When Will Comcast Demand Our Firstborn?

The NBC 10/WHYY partnership is great for the cable giant. For Philly, not so much.

NBC 10 anchor Renee Chenault-Fattah delivered the news with the biggest TV smile in her arsenal. “We have an exciting new partnership to tell you about. NBC 10 is teaming up with WHYY public radio and its community website Newsworks.” Anchor Dawn Timmeney sat next to Renee smiling and nodding in agreement as she continued. “It’s all in an effort to create innovative ways of gathering and reporting the news.”

Anything can be made to sound positive when delivered by two smiling news women from a nice bright, shiny news desk. But this new alliance between NBC 10 and Newsworks is fraught with real concerns on both sides of the partnership.

Lets start with NBC 10, which is owned and operated by NBC, which was recently swallowed up by Philadelphia-based cable giant Comcast. Before the takeover, NBC cut its 10 TV stations to the bone, including NBC 10 in Philly, to get them ready for market. Comcast has re-invested in the stations, but the staff is still not back to its pre-takeover level.

The New York Times sees the partnerships between NBC stations and nonprofit news-gathering operations as a way to make up for the shortfall. In a December 6th piece called “For Local NBC Stations, Collaborative Journalism,” Brian Stelter wrote, “The partnerships will in some cases allow the stations to cover more news and conduct more investigations without adding more staff directly.”

So Comcast may have found an “innovative” way of getting a nonprofit company to do the work that it would normally have to pay a union member to do. Most NBC 10 news employees are covered by the unions AFTRA, IBEW or IATSE.

NBC is paying for the services of WHYY and Newsworks with a donation. How much? That has not been disclosed. The Newsworks website, “in the interest of transparency,” has a “How we’re funded” page, but the site does not list the NBC contribution yet.

Most of the funding to Newsworks and WHYY comes from private contributions, but some comes from the government. Do those private contributors have a problem with funding the news coverage for an NBC station? Should taxpayers be helping Comcast keep expenses low by sourcing out work to nonprofits?

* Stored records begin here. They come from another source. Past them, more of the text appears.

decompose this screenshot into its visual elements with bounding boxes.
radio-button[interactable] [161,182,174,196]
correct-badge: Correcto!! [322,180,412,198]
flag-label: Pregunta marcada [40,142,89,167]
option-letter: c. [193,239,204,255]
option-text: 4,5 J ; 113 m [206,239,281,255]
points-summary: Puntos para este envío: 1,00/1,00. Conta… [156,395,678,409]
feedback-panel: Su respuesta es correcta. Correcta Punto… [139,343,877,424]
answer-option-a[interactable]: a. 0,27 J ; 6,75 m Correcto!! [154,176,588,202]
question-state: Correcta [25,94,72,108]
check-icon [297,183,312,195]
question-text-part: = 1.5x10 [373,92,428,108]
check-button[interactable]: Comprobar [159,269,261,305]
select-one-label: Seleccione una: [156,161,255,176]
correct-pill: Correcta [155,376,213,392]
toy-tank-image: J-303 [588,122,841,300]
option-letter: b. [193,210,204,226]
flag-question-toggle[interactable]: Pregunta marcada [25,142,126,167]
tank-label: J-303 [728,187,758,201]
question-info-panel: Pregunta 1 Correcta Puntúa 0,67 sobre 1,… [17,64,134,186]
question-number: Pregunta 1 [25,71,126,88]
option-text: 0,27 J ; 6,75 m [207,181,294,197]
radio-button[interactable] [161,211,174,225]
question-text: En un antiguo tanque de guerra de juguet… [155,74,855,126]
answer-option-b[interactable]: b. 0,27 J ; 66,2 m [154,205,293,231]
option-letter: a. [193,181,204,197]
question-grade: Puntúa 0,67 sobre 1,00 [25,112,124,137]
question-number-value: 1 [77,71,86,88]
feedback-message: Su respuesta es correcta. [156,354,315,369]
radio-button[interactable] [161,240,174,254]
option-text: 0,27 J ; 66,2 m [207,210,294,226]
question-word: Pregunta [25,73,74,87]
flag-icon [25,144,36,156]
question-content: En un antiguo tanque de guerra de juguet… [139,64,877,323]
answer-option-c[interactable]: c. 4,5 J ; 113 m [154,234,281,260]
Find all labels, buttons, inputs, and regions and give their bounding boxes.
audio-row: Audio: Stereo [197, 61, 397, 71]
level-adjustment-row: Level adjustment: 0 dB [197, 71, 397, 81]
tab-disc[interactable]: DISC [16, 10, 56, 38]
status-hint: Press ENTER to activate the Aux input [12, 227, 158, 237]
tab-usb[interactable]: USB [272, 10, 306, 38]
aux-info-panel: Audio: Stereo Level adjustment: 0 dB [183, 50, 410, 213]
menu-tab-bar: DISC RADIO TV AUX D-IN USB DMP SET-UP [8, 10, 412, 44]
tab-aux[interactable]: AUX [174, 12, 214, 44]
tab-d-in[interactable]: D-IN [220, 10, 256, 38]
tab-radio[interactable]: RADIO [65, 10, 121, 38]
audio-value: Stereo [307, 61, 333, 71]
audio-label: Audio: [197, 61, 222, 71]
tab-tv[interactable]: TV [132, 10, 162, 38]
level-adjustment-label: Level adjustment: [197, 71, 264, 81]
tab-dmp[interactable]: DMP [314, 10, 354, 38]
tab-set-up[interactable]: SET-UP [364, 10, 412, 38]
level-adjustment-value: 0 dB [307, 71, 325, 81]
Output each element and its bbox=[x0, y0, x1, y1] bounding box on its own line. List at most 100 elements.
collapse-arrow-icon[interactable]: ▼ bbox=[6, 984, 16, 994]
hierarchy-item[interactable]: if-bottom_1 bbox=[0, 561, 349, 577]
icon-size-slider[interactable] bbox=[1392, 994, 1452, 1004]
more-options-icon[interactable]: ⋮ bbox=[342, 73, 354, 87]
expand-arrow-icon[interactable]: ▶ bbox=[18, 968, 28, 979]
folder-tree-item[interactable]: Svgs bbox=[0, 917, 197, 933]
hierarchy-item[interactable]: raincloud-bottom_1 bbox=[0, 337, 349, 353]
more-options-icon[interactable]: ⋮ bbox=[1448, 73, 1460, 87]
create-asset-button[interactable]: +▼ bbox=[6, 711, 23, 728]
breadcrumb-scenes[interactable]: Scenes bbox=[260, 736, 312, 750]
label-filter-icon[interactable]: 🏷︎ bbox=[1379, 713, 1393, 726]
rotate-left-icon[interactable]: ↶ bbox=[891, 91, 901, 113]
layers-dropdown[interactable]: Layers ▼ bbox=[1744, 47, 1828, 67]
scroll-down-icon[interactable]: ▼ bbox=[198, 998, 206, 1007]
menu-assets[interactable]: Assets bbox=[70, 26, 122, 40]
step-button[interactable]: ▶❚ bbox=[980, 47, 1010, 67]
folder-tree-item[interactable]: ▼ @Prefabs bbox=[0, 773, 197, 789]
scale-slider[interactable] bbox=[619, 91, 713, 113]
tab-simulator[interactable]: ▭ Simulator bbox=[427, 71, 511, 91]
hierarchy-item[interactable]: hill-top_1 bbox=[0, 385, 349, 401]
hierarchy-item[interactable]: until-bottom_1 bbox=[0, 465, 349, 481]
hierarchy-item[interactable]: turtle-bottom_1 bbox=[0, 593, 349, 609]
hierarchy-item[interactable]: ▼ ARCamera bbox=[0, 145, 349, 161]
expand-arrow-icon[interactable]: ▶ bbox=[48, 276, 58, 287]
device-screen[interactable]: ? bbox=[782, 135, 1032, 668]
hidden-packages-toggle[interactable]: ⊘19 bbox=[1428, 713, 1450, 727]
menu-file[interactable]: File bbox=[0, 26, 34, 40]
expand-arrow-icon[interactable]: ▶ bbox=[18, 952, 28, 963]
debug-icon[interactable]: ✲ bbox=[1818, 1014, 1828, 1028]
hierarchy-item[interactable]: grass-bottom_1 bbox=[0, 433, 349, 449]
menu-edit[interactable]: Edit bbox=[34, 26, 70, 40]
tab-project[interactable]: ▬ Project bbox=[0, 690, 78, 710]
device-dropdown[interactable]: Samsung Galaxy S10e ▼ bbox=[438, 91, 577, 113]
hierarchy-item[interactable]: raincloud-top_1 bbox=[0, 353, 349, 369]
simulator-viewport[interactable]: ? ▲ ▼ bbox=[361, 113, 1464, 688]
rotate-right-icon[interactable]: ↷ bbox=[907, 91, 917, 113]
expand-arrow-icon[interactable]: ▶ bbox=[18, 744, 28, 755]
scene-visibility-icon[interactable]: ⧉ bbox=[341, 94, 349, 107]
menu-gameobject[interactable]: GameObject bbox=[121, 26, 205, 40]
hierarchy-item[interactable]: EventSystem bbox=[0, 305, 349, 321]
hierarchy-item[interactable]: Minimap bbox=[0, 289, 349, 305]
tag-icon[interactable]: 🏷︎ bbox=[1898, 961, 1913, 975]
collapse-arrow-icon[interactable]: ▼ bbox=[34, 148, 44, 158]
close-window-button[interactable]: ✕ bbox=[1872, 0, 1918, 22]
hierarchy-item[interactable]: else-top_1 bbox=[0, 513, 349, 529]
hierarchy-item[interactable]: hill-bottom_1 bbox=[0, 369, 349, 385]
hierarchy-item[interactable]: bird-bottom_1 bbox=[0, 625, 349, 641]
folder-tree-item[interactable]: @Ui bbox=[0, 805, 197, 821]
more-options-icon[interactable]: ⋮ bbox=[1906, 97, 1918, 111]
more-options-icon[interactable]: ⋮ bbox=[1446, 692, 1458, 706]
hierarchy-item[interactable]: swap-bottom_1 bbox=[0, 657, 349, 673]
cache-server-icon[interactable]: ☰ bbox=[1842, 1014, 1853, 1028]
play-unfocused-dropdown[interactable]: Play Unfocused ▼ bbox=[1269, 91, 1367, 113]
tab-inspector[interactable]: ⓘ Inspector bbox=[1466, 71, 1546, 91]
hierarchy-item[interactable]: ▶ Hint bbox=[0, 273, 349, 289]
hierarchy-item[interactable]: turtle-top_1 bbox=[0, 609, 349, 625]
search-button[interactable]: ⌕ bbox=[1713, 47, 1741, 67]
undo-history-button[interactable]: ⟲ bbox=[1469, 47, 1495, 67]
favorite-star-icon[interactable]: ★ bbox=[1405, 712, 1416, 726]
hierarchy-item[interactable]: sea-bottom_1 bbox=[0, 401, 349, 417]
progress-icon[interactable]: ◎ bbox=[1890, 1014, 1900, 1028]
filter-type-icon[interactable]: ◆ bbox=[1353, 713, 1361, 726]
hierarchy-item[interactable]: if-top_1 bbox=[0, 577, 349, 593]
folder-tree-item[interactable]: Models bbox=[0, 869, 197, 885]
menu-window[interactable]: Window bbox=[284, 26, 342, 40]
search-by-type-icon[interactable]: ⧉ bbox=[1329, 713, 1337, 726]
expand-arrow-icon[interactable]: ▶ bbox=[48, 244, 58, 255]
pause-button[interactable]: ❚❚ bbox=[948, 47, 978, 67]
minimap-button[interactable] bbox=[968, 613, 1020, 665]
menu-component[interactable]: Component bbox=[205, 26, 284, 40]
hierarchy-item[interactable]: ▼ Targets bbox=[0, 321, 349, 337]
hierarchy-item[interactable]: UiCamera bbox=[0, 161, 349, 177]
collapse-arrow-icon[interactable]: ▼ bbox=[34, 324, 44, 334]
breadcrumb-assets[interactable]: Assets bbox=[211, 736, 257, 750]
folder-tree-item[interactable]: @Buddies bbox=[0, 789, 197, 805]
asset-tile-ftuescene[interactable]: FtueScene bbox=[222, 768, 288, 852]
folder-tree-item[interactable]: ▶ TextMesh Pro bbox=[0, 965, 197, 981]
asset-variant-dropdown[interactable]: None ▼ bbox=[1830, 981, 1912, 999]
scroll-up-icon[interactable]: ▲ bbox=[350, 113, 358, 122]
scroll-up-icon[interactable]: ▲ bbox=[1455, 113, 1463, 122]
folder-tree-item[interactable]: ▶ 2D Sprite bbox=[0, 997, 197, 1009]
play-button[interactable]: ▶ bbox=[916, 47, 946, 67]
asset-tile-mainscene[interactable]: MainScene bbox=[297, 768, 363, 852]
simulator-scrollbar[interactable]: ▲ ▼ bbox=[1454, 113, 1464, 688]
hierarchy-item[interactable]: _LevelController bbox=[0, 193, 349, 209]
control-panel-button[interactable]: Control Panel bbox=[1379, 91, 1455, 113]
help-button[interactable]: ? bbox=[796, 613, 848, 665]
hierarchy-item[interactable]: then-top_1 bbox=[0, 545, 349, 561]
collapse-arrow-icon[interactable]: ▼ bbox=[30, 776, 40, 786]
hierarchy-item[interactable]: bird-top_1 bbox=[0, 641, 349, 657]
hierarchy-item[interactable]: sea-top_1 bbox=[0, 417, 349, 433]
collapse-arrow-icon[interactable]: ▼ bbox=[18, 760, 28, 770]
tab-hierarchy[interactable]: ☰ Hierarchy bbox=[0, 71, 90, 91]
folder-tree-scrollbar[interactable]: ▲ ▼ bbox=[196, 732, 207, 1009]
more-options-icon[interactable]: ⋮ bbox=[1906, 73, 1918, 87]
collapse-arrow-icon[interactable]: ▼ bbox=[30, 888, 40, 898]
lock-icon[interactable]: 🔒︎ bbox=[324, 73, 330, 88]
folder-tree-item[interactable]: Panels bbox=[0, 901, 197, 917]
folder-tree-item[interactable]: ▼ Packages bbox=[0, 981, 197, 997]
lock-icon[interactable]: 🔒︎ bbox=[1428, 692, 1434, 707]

WHYY, and now Newsworks, has always operated as an independent voice in a media world dominated by corporate interests. While WHYY does receive corporate donations, it has never been in a “partnership” with a media conglomerate to “gather and deliver the news.” How much influence will Comcast and/or NBC 10 now have on what Newsworks covers? On the most basic level, can WHYY and Newsworks now be trusted to report on Philadelphia’s largest company?

WHHY president and CEO Bill Marrazzo recently boasted, “We just don’t compromise or negotiate on the presentation of our journalistic integrity. We allow our reporters to make those decisions, not our funders.”

Now Marrazzo not only has a “funder,” but a “news-gathering partner.” And it’s Comcast, for crying out loud. It could be argued that just by entering into this relationship, Marrazzo has already made a small compromise. It will be up to him to make certain it is not a bigger one.